Explorations in the footsteps of Turner, Cotman and Ruskin with Professor David Hill
This is the second instalment in which I develop my interest Rembrandt’s wife. Here, I talk a little more about the etching that I bought.
It appears that the auctioneers presumed this to be of relatively little interest, but it is in fact the same impression as one at the British Museum (1843,0607.12) and Christie’s offered another impression of the same state (perhaps not so fine) at their sale of Old Master Prints in New York 29 January 2019, lot 138. Links to images of these will be found below.
The impression is well inked, and crisply printed all round. There is only one small stain – barely visible towards the lower left on Saskia’s right arm, but besides that, quite a lot of surface ‘noise’ including a silvery residual ink cast, and various surface scratches, and some distinctive areas of foul biting. Such ‘noise’ marks on the plate are of particular importance to scholarship for they determine the place of an impression in the editioning sequence.

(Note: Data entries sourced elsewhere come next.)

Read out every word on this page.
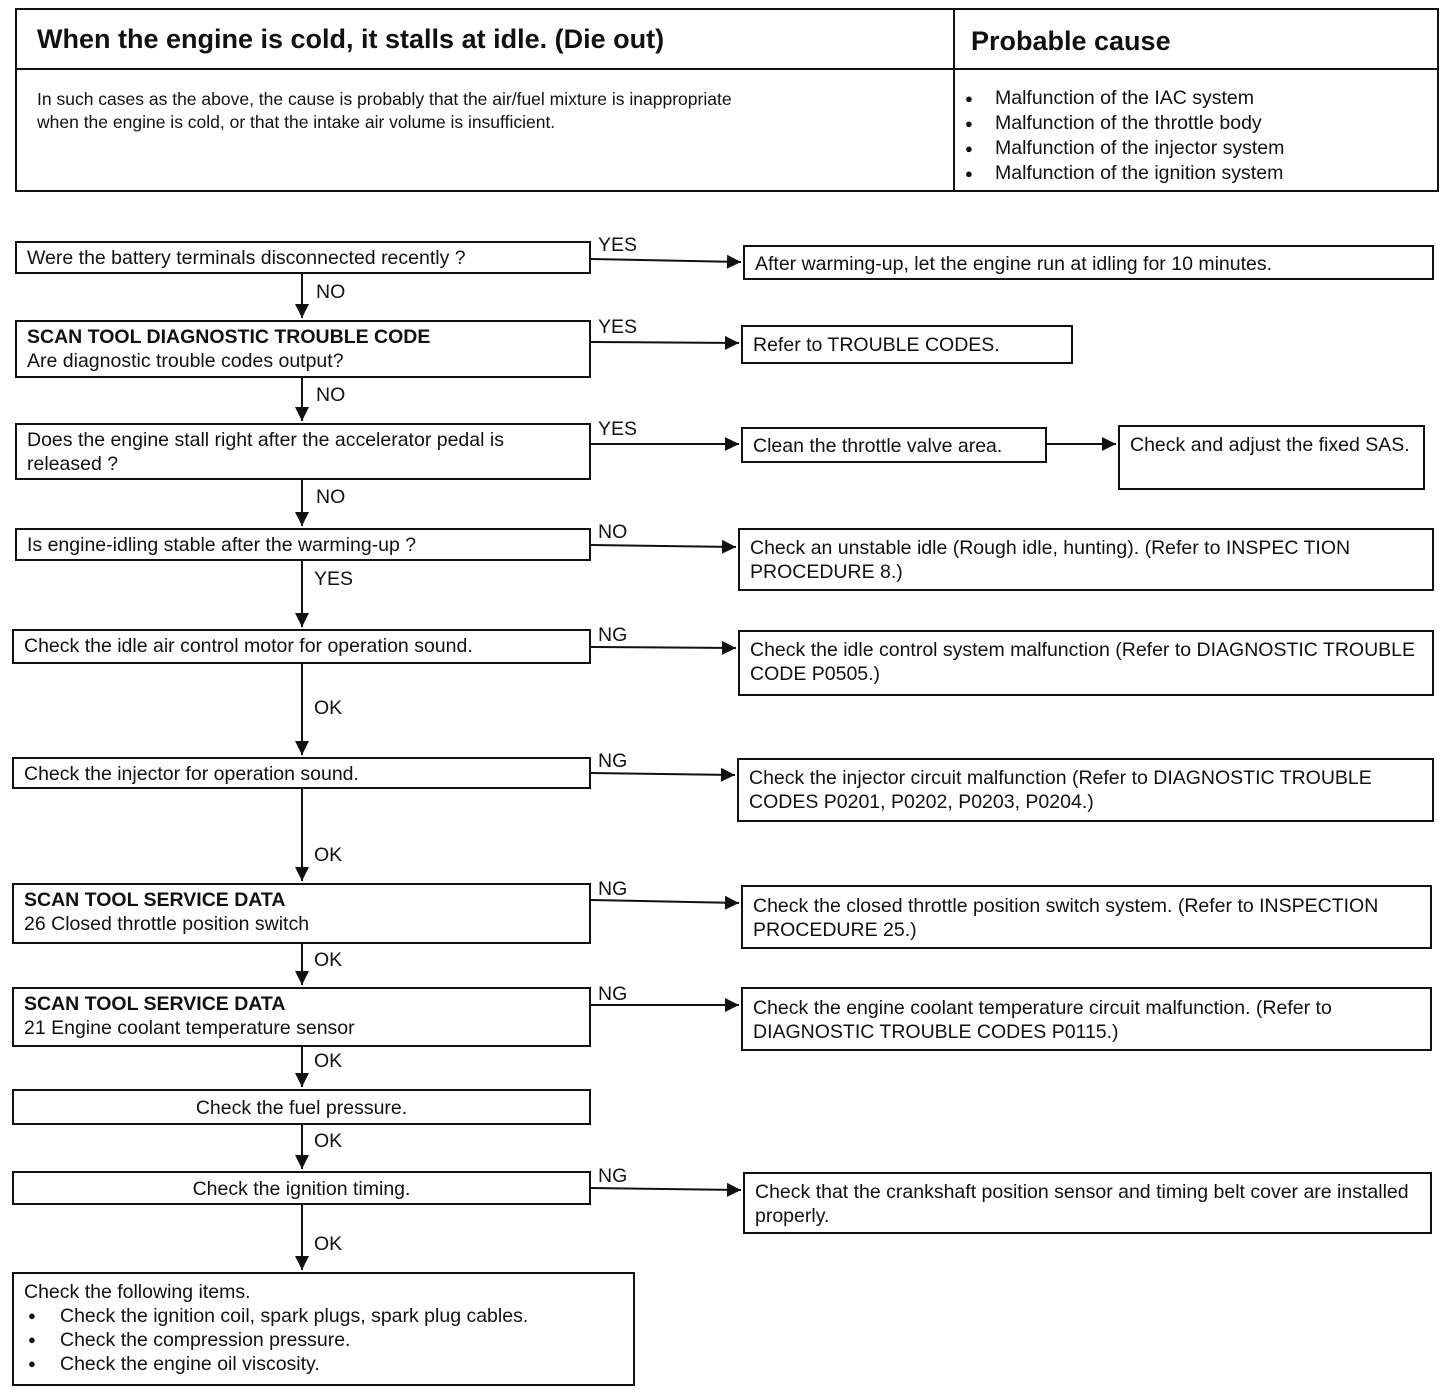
When the engine is cold, it stalls at idle. (Die out)	Probable cause
In such cases as the above, the cause is probably that the air/fuel mixture is inappropriate when the engine is cold, or that the intake air volume is insufficient.
● Malfunction of the IAC system
● Malfunction of the throttle body
● Malfunction of the injector system
● Malfunction of the ignition system
YES
NO
YES
NO
YES
NO
NO
YES
NG
OK
NG
OK
NG
OK
NG
OK
OK
NG
OK
Were the battery terminals disconnected recently ?
SCAN TOOL DIAGNOSTIC TROUBLE CODE
Are diagnostic trouble codes output?
Does the engine stall right after the accelerator pedal is released ?
Is engine-idling stable after the warming-up ?
Check the idle air control motor for operation sound.
Check the injector for operation sound.
SCAN TOOL SERVICE DATA
26 Closed throttle position switch
SCAN TOOL SERVICE DATA
21 Engine coolant temperature sensor
Check the fuel pressure.
Check the ignition timing.
Check the following items.
● Check the ignition coil, spark plugs, spark plug cables.
● Check the compression pressure.
● Check the engine oil viscosity.
After warming-up, let the engine run at idling for 10 minutes.
Refer to TROUBLE CODES.
Clean the throttle valve area.	Check and adjust the fixed SAS.
Check an unstable idle (Rough idle, hunting). (Refer to INSPEC TION PROCEDURE 8.)
Check the idle control system malfunction (Refer to DIAGNOSTIC TROUBLE CODE P0505.)
Check the injector circuit malfunction (Refer to DIAGNOSTIC TROUBLE CODES P0201, P0202, P0203, P0204.)
Check the closed throttle position switch system. (Refer to INSPECTION PROCEDURE 25.)
Check the engine coolant temperature circuit malfunction. (Refer to DIAGNOSTIC TROUBLE CODES P0115.)
Check that the crankshaft position sensor and timing belt cover are installed properly.
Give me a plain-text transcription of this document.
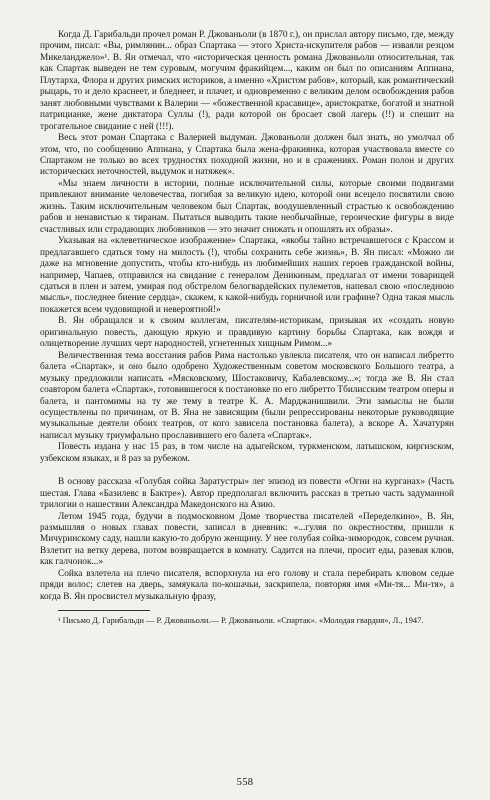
Когда Д. Гарибальди прочел роман Р. Джованьоли (в 1870 г.), он прислал автору письмо, где, между прочим, писал: «Вы, римлянин... образ Спартака — этого Христа-искупителя рабов — изваяли резцом Микеланджело»¹. В. Ян отмечал, что «историческая ценность романа Джованьоли относительная, так как Спартак выведен не тем суровым, могучим фракийцем..., каким он был по описаниям Аппиана, Плутарха, Флора и других римских историков, а именно «Христом рабов», который, как романтический рыцарь, то и дело краснеет, и бледнеет, и плачет, и одновременно с великим делом освобождения рабов занят любовными чувствами к Валерии — «божественной красавице», аристократке, богатой и знатной патрицианке, жене диктатора Суллы (!), ради которой он бросает свой лагерь (!!) и спешит на трогательное свидание с ней (!!!).

Весь этот роман Спартака с Валерией выдуман. Джованьоли должен был знать, но умолчал об этом, что, по сообщению Аппиана, у Спартака была жена-фракиянка, которая участвовала вместе со Спартаком не только во всех трудностях походной жизни, но и в сражениях. Роман полон и других исторических неточностей, выдумок и натяжек».

«Мы знаем личности в истории, полные исключительной силы, которые своими подвигами привлекают внимание человечества, погибая за великую идею, которой они всецело посвятили свою жизнь. Таким исключительным человеком был Спартак, воодушевленный страстью к освобождению рабов и ненавистью к тиранам. Пытаться выводить такие необычайные, героические фигуры в виде счастливых или страдающих любовников — это значит снижать и опошлять их образы».

Указывая на «клеветническое изображение» Спартака, «якобы тайно встречавшегося с Крассом и предлагавшего сдаться тому на милость (!), чтобы сохранить себе жизнь», В. Ян писал: «Можно ли даже на мгновение допустить, чтобы кто-нибудь из любимейших наших героев гражданской войны, например, Чапаев, отправился на свидание с генералом Деникиным, предлагал от имени товарищей сдаться в плен и затем, умирая под обстрелом белогвардейских пулеметов, напевал свою «последнюю мысль», последнее биение сердца», скажем, к какой-нибудь горничной или графине? Одна такая мысль покажется всем чудовищной и невероятной!»

В. Ян обращался и к своим коллегам, писателям-историкам, призывая их «создать новую оригинальную повесть, дающую яркую и правдивую картину борьбы Спартака, как вождя и олицетворение лучших черт народностей, угнетенных хищным Римом...»

Величественная тема восстания рабов Рима настолько увлекла писателя, что он написал либретто балета «Спартак», и оно было одобрено Художественным советом московского Большого театра, а музыку предложили написать «Мясковскому, Шостаковичу, Кабалевскому...»; тогда же В. Ян стал соавтором балета «Спартак», готовившегося к постановке по его либретто Тбилисским театром оперы и балета, и пантомимы на ту же тему в театре К. А. Марджанишвили. Эти замыслы не были осуществлены по причинам, от В. Яна не зависящим (были репрессированы некоторые руководящие музыкальные деятели обоих театров, от кого зависела постановка балета), а вскоре А. Хачатурян написал музыку триумфально прославившего его балета «Спартак».

Повесть издана у нас 15 раз, в том числе на адыгейском, туркменском, латышском, киргизском, узбекском языках, и 8 раз за рубежом.

В основу рассказа «Голубая сойка Заратустры» лег эпизод из повести «Огни на курганах» (Часть шестая. Глава «Базилевс в Бактре»). Автор предполагал включить рассказ в третью часть задуманной трилогии о нашествии Александра Македонского на Азию.

Летом 1945 года, будучи в подмосковном Доме творчества писателей «Переделкино», В. Ян, размышляя о новых главах повести, записал в дневник: «...гуляя по окрестностям, пришли к Мичуринскому саду, нашли какую-то добрую женщину. У нее голубая сойка-зимородок, совсем ручная. Взлетит на ветку дерева, потом возвращается в комнату. Садится на плечи, просит еды, разевая клюв, как галчонок...»

Сойка взлетела на плечо писателя, вспорхнула на его голову и стала перебирать клювом седые пряди волос; слетев на дверь, замяукала по-кошачьи, заскрипела, повторяя имя «Ми-тя... Ми-тя», а когда В. Ян просвистел музыкальную фразу,

¹ Письмо Д. Гарибальди — Р. Джованьоли.— Р. Джованьоли. «Спартак». «Молодая гвардия», Л., 1947.

558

As purchased the etching was presented in a small limed softwood frame, under a white card mat (not acid free wants discarding) and mounted on a folding card window mount.
The backboard was packed with three empty envelopes addressed to Mr W[alter] J Strachan of 10 Pleasant Road, Bishop Stortford, Hertfordshire; one dated 26 September 1971 and the others to the following day. In addition there was also a small piece of watercolour paper inscribed in pencil ‘Vous Souhaite une Bonnee Annee 1969’. The address is that of a private house, rather than business premises, so it is possible that the material identifies the owner at that time. So, whilst the print itself wants remounting in museum board, and given better framing, the mount and packing materials will be preserved.
On the back of the mount are several inscriptions: At the top ‘Mod. Reworked/ Basan-Bernard’; below that to the right ‘Vetted by/ Mr C J White/ BM/ who gave/this information’, with an arrow indicating a further inscription below: ‘3rd/ final state/ 17th-18th C’.
Whilst all of this is suggestive, it remains slightly frustrating that nothing is quite certain as evidence of provenance. It would appear that the window mount and its neat lettering is that of a professional dealer. We have a date range of 1969-1971 in the letters and other packing. One prominent selling show at that time was (for example) Colnaghi’s ‘The age of Rembrandt: an exhibition of etchings’, 10th April to 9th May 1969. It might be possible that the mount will ultimately suggest a source.
There have been numerous catalogues of Rembrandt’s etchings. The first by Edme Francois Gersaint dates from 1751, and subsequent editions include those by Adam Bartsch, 1797, where this is no.19 and Arthur M Hind First ed 1912, 2nd, 1923, where this is no.144.
Hind lists three states, all represented in the British Museum, together with a further state ‘Modern, reworked: Basan-Bernard’. Of the impressions at the British Museum, (1843,0607.12) is identical and identified in the current online catalogue as state iii. To see that state in the BM catalogue click here
More recent catalogues include those of White and Boon, 2 vols 1969-70 (the original Hollstein catalogue, following Bartsch’s numbering, i.e 19), Gary Schwartz, 1977, 1988 (also follows Bartsch’s numbering) and the current definitive edition is The New Hollstein: Rembrandt (7 vols.) by Erik Hinterding and Jacob Rutgers, 2013, where this is no.158. The best general account of the artist’s work in the medium must be Christopher White’s ‘Rembrandt as an Etcher’, (1969) 2nd ed., published by Yale UP in 1999.
The most distinctive feature of this state is the patch of foul-biting to the right above Rembrandt’s shoulder, which presumably occurred when the right-hand part of the face was reworked with better definition and to conceal an earlier foul-biting mishap to the face. It ought to be observed that the reworking here much better defines the right contour of the face and the ear.
There are several scratches on the plate, notably those across Saskia’s breast and Rembrandt’s hand, with others on Rembrandt’s face. Here, these are less crisp than in earlier states, but better defined than in later impressions. Accidental scratches tend to become fainter through successive prints of an impression, as the copper plate gradually becomes worn smooth. An impression of exactly the same state was sold at Christie’s, New York on 29 January 2019, lot xxx, although from the reproduction that appears to be a later pull from this particular edition, for the scratches throughout there appear less distinct. To see the Christie’s impression on the auctioneer’s website click here.
Such scuffs and abrasions are the very stuff of the scholarship and connoisseurship of Rembrandt’s etchings. Soft copper is vulnerable to scratching and abrasion and professional printers go to great lengths to avoid marking their plates. Rembrandt on the other hand seems to positively embraced them as the integral expression of artistic process. In that, as in many other respects, he defined and shaped the aesthetics of artist printmaking.